Tania, dia gadis tunarungu yang berkekurangan, sejak sekolah dasar ia sering diejek dan dibully oleh teman-teman sekelasnya. Bahkan, sampai ia duduk di bangku SMA pun ia masih mendapatkan bullying dan ejekan dari teman sekelasnya, salah satunya yaitu Faira Lestari bersama teman satu gengnya yang termasuk kalangan orang kaya di sekolah itu.
“Hey tania, anak tunarungu nan miskin, kok bisa sih lo sekolah di sekolah orang yang rata-rata anak konglomerat?” tanya Faira sarkastik. “Aku dapat beasiswa jadi bisa sekolah disini,” jawab Tania setelah memakai alat bantu pendengaran. “Lo sadar gak sih, kalau orang kaya lo itu gak cocok sekolah disini, udah miskin, dekil, lihat deh penampilan lo itu cupu banget beda sama kita-kita yang fashionable,” ejek Faira. “Aku apa adanya Faira, aku memang bukan anak orang kaya, tapi aku berusaha membantu ibuku dengan masuk sekolah dengan beasiswa,” jelas Tania sambil menahan tangisnya. “Dih, anak pembantu aja bangga,” sinis Faira. “Apapun pekerjaan ibuku, itu demi menafkahi aku dan adikku dan aku gak minder dengan pekerjaan ibuku,” jawab Tania. “Lagian ibuku bekerja secara halal bukan mencuri ataupun bekerja kotor jadi aku gak pernah merasa rendah kalau ada yang mengejek ibuku pembantu,” ucap Tania yang berusaha untuk tersenyum. Sebagai seorang anak, siapa yang tidak menangis jika diejek seperti itu? “Dih, sok iye lo, sana jauh-jauh lo dari gue,” ucap Faira seraya mendorong Tania hingga jatuh di lantai. Tania tak membalas perbuatan temannya itu, sadar karena diperhatikan oleh teman yang lainnya, ia berlari ke kamar mandi dan menangis sejadi-jadinya.

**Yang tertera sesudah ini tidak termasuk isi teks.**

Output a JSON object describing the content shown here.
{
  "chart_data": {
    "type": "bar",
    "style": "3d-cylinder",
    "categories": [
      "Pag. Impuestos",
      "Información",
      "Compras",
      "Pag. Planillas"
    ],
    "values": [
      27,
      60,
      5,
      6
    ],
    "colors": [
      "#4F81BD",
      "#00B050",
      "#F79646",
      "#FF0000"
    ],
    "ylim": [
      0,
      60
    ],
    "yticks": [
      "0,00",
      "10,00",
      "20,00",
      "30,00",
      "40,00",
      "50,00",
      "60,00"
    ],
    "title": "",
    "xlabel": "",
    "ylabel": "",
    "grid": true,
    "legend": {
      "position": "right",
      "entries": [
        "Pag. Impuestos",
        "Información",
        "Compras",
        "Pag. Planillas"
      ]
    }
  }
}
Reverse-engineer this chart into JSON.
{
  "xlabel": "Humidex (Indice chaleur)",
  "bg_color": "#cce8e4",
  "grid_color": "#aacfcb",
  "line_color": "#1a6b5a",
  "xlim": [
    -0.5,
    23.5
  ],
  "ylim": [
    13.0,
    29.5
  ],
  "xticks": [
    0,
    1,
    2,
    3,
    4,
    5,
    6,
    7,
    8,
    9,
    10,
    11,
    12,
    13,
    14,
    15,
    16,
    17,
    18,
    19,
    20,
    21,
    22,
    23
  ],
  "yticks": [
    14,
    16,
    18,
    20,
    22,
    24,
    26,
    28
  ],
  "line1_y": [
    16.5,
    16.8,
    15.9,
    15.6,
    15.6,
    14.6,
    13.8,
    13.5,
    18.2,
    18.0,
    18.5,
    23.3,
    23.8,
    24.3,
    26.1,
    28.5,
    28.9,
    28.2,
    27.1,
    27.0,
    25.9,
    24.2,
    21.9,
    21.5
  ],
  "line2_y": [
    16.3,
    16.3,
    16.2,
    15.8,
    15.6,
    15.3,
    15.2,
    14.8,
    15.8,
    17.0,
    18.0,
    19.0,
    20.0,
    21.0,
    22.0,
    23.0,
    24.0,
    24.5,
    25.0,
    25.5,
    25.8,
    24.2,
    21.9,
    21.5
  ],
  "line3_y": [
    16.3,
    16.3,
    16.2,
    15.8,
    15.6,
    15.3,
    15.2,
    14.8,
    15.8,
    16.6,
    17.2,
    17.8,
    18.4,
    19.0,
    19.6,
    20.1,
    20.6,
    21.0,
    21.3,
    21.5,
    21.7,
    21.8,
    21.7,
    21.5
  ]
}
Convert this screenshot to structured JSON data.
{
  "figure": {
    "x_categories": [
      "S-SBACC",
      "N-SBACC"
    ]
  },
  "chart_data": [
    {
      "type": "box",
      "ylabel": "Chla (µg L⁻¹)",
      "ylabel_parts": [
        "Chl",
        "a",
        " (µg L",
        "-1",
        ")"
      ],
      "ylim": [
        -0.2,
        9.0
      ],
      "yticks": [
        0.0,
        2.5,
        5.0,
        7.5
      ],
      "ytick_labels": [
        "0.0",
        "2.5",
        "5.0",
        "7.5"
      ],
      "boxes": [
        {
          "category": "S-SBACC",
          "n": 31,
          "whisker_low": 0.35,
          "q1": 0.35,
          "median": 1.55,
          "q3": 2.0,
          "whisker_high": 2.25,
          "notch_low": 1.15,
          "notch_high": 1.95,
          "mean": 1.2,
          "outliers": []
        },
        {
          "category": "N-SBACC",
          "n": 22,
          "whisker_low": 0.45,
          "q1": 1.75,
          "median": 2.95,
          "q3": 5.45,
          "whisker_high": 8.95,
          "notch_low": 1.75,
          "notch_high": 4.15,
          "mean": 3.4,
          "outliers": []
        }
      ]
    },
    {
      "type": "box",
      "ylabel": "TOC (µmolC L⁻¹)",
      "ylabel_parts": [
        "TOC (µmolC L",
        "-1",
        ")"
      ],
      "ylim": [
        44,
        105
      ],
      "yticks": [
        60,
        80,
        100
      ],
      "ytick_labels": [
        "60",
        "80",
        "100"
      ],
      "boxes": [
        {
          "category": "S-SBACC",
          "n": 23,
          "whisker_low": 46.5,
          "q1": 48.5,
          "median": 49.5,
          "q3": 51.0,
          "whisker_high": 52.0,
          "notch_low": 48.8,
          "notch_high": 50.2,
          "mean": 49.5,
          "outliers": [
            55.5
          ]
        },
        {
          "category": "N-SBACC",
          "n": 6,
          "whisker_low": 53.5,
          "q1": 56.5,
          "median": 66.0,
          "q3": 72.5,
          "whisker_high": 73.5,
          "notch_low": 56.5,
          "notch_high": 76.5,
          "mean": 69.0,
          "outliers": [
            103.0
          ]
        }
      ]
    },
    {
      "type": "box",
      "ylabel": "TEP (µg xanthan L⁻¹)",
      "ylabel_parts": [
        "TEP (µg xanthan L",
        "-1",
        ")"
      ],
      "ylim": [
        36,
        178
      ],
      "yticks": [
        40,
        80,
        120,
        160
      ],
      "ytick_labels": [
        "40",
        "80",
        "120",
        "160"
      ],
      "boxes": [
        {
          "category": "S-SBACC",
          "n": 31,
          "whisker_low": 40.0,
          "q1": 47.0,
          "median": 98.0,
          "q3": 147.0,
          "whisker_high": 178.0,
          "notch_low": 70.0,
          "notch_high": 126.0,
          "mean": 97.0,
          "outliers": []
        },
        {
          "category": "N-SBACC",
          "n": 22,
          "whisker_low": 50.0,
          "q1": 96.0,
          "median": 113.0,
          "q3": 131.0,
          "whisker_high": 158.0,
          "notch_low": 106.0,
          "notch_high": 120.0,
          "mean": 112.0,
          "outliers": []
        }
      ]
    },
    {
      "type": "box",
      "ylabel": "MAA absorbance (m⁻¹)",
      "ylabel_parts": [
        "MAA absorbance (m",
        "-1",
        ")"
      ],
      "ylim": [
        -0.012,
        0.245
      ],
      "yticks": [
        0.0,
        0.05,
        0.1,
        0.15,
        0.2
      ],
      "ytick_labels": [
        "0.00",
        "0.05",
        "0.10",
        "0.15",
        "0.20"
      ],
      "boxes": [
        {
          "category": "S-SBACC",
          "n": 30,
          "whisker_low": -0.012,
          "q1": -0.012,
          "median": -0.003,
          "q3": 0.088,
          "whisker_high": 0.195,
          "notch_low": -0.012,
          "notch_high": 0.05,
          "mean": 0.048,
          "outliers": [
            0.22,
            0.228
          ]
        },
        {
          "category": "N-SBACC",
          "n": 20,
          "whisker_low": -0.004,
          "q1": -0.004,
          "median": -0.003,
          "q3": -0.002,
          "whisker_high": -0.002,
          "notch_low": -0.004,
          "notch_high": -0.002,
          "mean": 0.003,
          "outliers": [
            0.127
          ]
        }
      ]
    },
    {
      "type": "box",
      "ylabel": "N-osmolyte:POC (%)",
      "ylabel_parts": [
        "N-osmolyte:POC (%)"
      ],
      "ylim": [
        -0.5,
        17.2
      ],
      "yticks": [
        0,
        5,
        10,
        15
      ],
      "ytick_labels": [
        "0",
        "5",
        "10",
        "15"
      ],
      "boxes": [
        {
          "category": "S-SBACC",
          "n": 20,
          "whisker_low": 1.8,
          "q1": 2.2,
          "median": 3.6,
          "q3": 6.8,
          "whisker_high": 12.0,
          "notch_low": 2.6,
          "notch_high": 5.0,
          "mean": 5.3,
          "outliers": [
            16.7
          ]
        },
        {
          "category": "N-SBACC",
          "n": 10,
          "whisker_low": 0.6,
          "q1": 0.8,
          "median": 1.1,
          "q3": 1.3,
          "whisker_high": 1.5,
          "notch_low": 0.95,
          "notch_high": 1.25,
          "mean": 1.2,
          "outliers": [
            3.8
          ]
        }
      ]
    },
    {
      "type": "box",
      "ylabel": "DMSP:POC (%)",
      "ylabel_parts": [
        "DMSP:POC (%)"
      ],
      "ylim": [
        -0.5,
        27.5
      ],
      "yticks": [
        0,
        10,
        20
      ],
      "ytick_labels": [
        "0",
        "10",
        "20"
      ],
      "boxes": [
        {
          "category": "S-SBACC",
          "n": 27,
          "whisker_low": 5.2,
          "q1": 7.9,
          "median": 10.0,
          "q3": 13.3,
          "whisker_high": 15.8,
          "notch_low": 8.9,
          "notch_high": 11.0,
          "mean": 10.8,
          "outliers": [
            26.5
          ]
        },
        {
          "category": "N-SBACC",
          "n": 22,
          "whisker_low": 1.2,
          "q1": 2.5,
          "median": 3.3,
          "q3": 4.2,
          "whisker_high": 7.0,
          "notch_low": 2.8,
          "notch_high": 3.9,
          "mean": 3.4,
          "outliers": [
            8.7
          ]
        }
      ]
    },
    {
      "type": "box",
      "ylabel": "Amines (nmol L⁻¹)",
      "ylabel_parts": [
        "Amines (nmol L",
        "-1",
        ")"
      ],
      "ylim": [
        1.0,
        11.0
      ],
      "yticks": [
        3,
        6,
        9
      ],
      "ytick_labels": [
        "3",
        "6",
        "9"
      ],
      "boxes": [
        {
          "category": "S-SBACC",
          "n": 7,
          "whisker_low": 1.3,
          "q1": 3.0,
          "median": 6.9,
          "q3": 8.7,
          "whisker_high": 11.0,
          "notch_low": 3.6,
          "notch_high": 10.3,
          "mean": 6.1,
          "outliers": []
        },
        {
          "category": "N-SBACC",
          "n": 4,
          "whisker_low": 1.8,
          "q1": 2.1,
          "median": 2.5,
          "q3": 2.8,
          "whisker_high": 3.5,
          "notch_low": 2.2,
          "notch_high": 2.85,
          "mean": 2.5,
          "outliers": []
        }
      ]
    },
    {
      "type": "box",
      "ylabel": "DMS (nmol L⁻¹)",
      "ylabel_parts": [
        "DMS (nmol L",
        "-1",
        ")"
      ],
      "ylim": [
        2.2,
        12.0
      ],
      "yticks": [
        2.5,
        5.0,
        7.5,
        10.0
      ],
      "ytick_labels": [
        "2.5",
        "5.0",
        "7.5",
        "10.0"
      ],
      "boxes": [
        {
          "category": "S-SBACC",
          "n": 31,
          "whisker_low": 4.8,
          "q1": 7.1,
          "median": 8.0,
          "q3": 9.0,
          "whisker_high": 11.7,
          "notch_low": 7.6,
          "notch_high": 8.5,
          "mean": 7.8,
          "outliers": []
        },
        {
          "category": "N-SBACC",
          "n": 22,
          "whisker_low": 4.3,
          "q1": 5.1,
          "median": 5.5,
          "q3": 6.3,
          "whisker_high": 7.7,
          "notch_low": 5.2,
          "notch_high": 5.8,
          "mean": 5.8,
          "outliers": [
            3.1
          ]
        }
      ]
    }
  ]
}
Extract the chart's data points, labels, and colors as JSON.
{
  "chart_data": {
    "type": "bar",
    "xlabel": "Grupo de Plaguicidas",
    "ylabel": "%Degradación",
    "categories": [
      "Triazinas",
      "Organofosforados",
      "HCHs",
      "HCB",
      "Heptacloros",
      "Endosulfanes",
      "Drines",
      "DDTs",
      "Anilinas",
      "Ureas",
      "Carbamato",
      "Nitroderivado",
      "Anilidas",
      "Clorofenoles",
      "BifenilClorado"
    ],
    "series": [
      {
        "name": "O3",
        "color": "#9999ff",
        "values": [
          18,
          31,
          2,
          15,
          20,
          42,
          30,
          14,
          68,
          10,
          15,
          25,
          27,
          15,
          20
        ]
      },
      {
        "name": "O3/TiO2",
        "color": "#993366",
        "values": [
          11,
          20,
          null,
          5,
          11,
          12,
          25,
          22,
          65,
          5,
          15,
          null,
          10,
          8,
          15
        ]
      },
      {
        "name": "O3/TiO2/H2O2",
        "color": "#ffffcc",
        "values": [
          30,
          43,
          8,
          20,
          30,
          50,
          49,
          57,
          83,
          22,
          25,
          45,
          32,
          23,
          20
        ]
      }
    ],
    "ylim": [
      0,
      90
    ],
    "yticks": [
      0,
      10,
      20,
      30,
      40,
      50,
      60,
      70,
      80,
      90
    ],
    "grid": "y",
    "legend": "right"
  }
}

“Tuhan, aku gak sekuat yang engkau bayangkan tapi aku tau engkau yang menguatkan hatiku saat ini,” tangis Tania. Hatinya begitu sakit karena setiap harinya ia selalu mendapat omongan yang menyakitkan dari teman-temannya yang tak pernah ia balas, ia tahu bahwa Tuhan maha melihat dan maha mendengar. Ia dengan cepat menghapus air matanya dan kembali ke kelasnya. Di kelas tak seorangpun yang duduk disampingnya, semua temannya merasa tidak selevel dengannya yang notabenenya anak pembantu.
Saat pulang sekolah Tania selalu berjalan kaki, karena ia menabung uang yang diberi ibunya untuk naik angkutan umum, hal itu selalu dilakukan Tania, uang itu ia tabung untuk masa depannya kelak. Selain itu, Tania tidak pernah jajan di kantin sekolah karena Tania membawa bekal dari rumah. Dia lebih memilih menabung uangnya daripada untuk jajan.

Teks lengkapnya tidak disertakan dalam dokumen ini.